Chapter 3 - Linear Systems - 3-5 Systems With Three Variables - Got It? - Page 167: 1

$(4, 2, -3)$

Label the original equations first: 1. $x - y + z = -1$ 2. $x + y + 3z = -3$ 3. $2x - y + 2z = 0$ The first step is to choose two equations to work with where one variable can be eliminated. Let's choose the first and second equations. In this case, no modification is necessary because the $y$ variable is already the same in both equations, just differing in sign, so when the two equations are added, the $y$ variable can be eliminated: 1. $x - y + z = -1$ 2. $x + y + 3z = -3$ Add the equations. This will become equation $4$: 4. $2x + 4z = -4$ Now, choose another two equation again and modify them. Modify these equations such that the $y$ variable can be eliminated. This modified equation will be equation $5$ and will be added to equation $4$ to try to eliminate another variable. Choose equations $2$ and $3$. This time, no modification is necessary: 2. $x + y + 3z = -3$ 3. $2x - y + 2z = 0$ Add the equations. This will become equation $5$: 5. $3x + 5z = -3$ Modify equations $4$ and $5$ such that one variable is the same but differing in sign.

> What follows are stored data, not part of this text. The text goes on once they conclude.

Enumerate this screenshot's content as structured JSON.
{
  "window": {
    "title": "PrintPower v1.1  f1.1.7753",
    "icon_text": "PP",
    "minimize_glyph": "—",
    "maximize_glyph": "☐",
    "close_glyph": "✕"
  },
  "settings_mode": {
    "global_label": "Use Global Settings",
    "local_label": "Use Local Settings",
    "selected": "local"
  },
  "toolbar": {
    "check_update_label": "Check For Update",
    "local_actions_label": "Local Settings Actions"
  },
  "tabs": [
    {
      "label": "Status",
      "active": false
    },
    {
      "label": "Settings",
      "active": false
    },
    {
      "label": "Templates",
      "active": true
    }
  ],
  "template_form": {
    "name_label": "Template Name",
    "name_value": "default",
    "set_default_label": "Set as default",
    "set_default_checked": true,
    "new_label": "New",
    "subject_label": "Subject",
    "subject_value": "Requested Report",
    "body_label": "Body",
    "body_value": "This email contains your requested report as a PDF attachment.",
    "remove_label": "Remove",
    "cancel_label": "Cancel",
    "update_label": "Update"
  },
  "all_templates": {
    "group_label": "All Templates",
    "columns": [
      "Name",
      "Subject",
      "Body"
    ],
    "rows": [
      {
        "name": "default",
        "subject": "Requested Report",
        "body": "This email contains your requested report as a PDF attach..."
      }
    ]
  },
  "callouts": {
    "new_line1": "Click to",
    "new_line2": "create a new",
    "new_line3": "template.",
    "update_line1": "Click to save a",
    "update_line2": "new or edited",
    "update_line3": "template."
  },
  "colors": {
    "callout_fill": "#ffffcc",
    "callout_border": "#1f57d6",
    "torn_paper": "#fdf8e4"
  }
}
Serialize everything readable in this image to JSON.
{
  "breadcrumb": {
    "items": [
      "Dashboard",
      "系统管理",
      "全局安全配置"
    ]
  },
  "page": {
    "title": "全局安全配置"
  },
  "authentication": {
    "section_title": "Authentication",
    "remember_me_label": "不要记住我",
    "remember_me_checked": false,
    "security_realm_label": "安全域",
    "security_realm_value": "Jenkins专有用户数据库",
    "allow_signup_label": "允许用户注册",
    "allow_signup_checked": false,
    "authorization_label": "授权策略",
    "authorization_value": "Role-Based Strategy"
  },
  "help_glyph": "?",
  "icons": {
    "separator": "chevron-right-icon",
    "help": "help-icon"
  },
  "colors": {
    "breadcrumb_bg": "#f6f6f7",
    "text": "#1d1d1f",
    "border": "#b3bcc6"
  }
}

Multiply equation $4$ by $-3$ and equation $5$ by $2$: 4. $-3(2x + 4z) = -3(-4)$ 5. $2(3x + 5z) = 2(-3)$ Distribute and multiply to simplify: $-6x - 12z = 12$ $6x + 10z = -6$ Add the equations together: $-2z = 6$ Divide both sides by $-2$ to solve for $z$: $z = -3$ Substitute this value for $z$ into equation $4$ to solve for $x$: $2x + 4(-3) = -4$ Multiply to simplify: $2x - 12 = -4$ Add $12$ to each side of the equation to move constants to the right side of the equation: $2x = 8$ Divide both sides by $2$ to solve for $x$: $x = 4$ Substitute the values for $x$ and $z$ into one of the original equations to find $y$. Use equation $1$: $4 - y + (-3) = -1$ $-y + 1 = -1$ Subtract $1$ from each side of the equation: $-y = -2$ Divide both sides of the equation by $-1$ to isolate $y$: $y = 2$ The solution is $(4, 2, -3)$. Check the solution by plugging in the values into each of the equations: Equation $1$: $4 - 2 + (-3) = -1$ $-1 = -1$ Equation $2$: $4 + 2 + 3(-3) = -3$ $4 + 2 - 9 = -3$ $-3 = -3$ Equation $3$: $2(4) - 2 + 2(-3) = 0$ $8 - 2 - 6 = 0$ $0 = 0$ When plugging the solution into each of the original equations, both sides are equal to one another; therefore, the solution is correct.